Following King Theebaw’s accession to the Burmese throne in in 1878 the country was becoming increasingly dominated by Theebaw’s wife who had imposed a brutal regime and fines the British Bombay-Burma Trading Company and giving preferential treatment to the French. The British at first had been preoccupied by the war in Afghanistan but by 1884 they were ready to resolve the situation in Burma.
Although in October 1884 the French declared that they would be happy to share Burma with the British, this was not acceptable to the British who issued the Burmese an ultimatum about the teak logging rights. This was to the effect that the Burmese should compensate the British for losses and that the King would have to accept an ambassador and occupying troops.
The King refused to accept the ultimatum and a strong British force of 10,000 troops, including 2nd Hampshire advanced into King Theebaw’s territory was entered.
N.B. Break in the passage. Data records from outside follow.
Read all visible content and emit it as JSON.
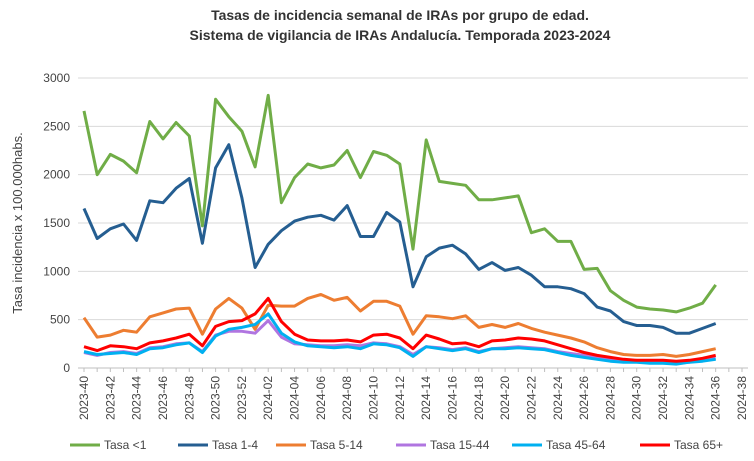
{
  "chart_data": {
    "type": "line",
    "title": "Tasas de incidencia semanal de IRAs por grupo de edad.",
    "subtitle": "Sistema de vigilancia de IRAs Andalucía. Temporada 2023-2024",
    "y_label": "Tasa incidencia x 100.000habs.",
    "categories": [
      "2023-40",
      null,
      "2023-42",
      null,
      "2023-44",
      null,
      "2023-46",
      null,
      "2023-48",
      null,
      "2023-50",
      null,
      "2023-52",
      null,
      "2024-02",
      null,
      "2024-04",
      null,
      "2024-06",
      null,
      "2024-08",
      null,
      "2024-10",
      null,
      "2024-12",
      null,
      "2024-14",
      null,
      "2024-16",
      null,
      "2024-18",
      null,
      "2024-20",
      null,
      "2024-22",
      null,
      "2024-24",
      null,
      "2024-26",
      null,
      "2024-28",
      null,
      "2024-30",
      null,
      "2024-32",
      null,
      "2024-34",
      null,
      "2024-36",
      null,
      "2024-38"
    ],
    "series": [
      {
        "name": "Tasa <1",
        "color": "#70ad47",
        "values": [
          2660,
          2000,
          2210,
          2140,
          2020,
          2550,
          2370,
          2540,
          2400,
          1470,
          2780,
          2600,
          2450,
          2080,
          2820,
          1710,
          1970,
          2110,
          2070,
          2100,
          2250,
          1970,
          2240,
          2200,
          2110,
          1230,
          2360,
          1930,
          1910,
          1890,
          1740,
          1740,
          1760,
          1780,
          1400,
          1440,
          1310,
          1310,
          1020,
          1030,
          800,
          700,
          630,
          610,
          600,
          580,
          620,
          670,
          860,
          null,
          null
        ]
      },
      {
        "name": "Tasa 1-4",
        "color": "#255e91",
        "values": [
          1650,
          1340,
          1440,
          1490,
          1320,
          1730,
          1710,
          1860,
          1960,
          1290,
          2070,
          2310,
          1760,
          1040,
          1280,
          1420,
          1520,
          1560,
          1580,
          1530,
          1680,
          1360,
          1360,
          1610,
          1510,
          840,
          1150,
          1240,
          1270,
          1180,
          1020,
          1090,
          1010,
          1040,
          960,
          840,
          840,
          820,
          770,
          630,
          590,
          480,
          440,
          440,
          420,
          360,
          360,
          410,
          460,
          null,
          null
        ]
      },
      {
        "name": "Tasa 5-14",
        "color": "#ed7d31",
        "values": [
          520,
          320,
          340,
          390,
          370,
          530,
          570,
          610,
          620,
          350,
          610,
          720,
          620,
          400,
          650,
          640,
          640,
          720,
          760,
          700,
          730,
          590,
          690,
          690,
          640,
          350,
          540,
          530,
          510,
          540,
          420,
          450,
          420,
          460,
          410,
          370,
          340,
          310,
          270,
          210,
          170,
          140,
          130,
          130,
          140,
          120,
          140,
          170,
          200,
          null,
          null
        ]
      },
      {
        "name": "Tasa 15-44",
        "color": "#b075e0",
        "values": [
          160,
          130,
          160,
          170,
          150,
          210,
          220,
          250,
          260,
          170,
          340,
          380,
          380,
          360,
          490,
          320,
          250,
          240,
          230,
          230,
          240,
          230,
          260,
          250,
          220,
          140,
          220,
          210,
          190,
          210,
          170,
          200,
          210,
          220,
          210,
          200,
          170,
          150,
          130,
          110,
          90,
          80,
          70,
          70,
          60,
          50,
          60,
          80,
          100,
          null,
          null
        ]
      },
      {
        "name": "Tasa 45-64",
        "color": "#00b0f0",
        "values": [
          170,
          140,
          150,
          160,
          140,
          200,
          210,
          240,
          260,
          160,
          330,
          400,
          420,
          450,
          560,
          360,
          270,
          230,
          220,
          210,
          220,
          200,
          250,
          240,
          210,
          120,
          220,
          200,
          180,
          200,
          160,
          200,
          200,
          210,
          200,
          190,
          160,
          130,
          110,
          90,
          70,
          60,
          60,
          50,
          50,
          40,
          60,
          70,
          90,
          null,
          null
        ]
      },
      {
        "name": "Tasa 65+",
        "color": "#ff0000",
        "values": [
          220,
          180,
          230,
          220,
          200,
          260,
          280,
          310,
          350,
          230,
          430,
          480,
          490,
          560,
          720,
          480,
          350,
          290,
          280,
          280,
          290,
          270,
          340,
          350,
          310,
          200,
          340,
          300,
          250,
          260,
          220,
          280,
          290,
          310,
          300,
          280,
          240,
          200,
          160,
          130,
          110,
          90,
          80,
          80,
          80,
          70,
          80,
          100,
          130,
          null,
          null
        ]
      }
    ],
    "ylim": [
      0,
      3000
    ],
    "yticks": [
      0,
      500,
      1000,
      1500,
      2000,
      2500,
      3000
    ],
    "grid": true,
    "legend": "bottom"
  }
}
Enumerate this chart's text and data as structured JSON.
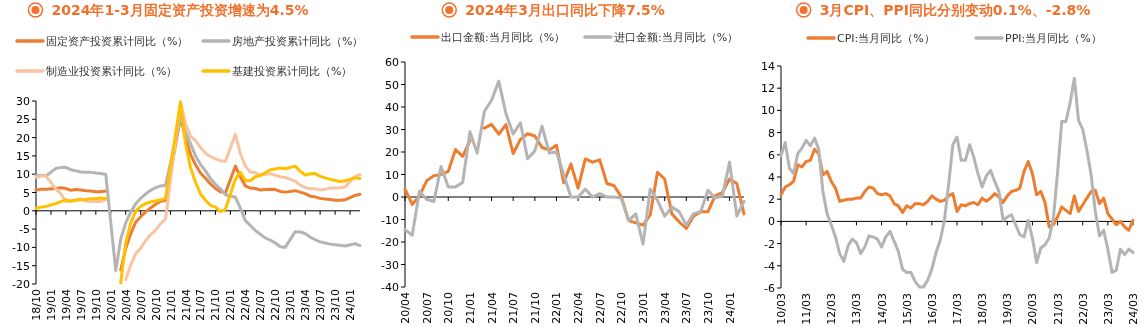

Burmese government officials had been telling King Theebaw and his Queen that Burma was winning the war to the extent that a victory party was held when the British were only a few miles from Mandalay.
The speed of the British advance surprised the Burmese and the force was able to push on easily. Mandalay was taken very quickly and the King surrendered to the British, though many Burmese fighters (dacoits) took to the jungle and guerrilla warfare began, which was hard to control.
The Hampshires were the first British troops to enter Mandalay and provided guards over Theebaw’s palace and the reputed large amount of treasure that was contained in it.
Lieutenant Richard Haking, who was later Colonel of the Regiment for 20 years, was put in charge of King Theebaw when the palace had been taken. It was at this point that a portrait of King Mindon (King Theebaw’s father) was found by Lt Haking’s native servant who used it as a tray to bring him his morning tea.
Other items made their way to the Regiment, including a sculpture of King Theebaw that was carved from teak by the chief priest on the King’s staff. According to the donor it was an excellent likeness of the King. The top-knot is a sign that the King was a Buddhist.
Shortly afterwards, Theebaw and his Queen were exiled to Ratnagiri Fort, near Bombay, and on 1st January 1886 the British issued a decree making Burma a province of British India. King Theebaw eventually died there in 1916.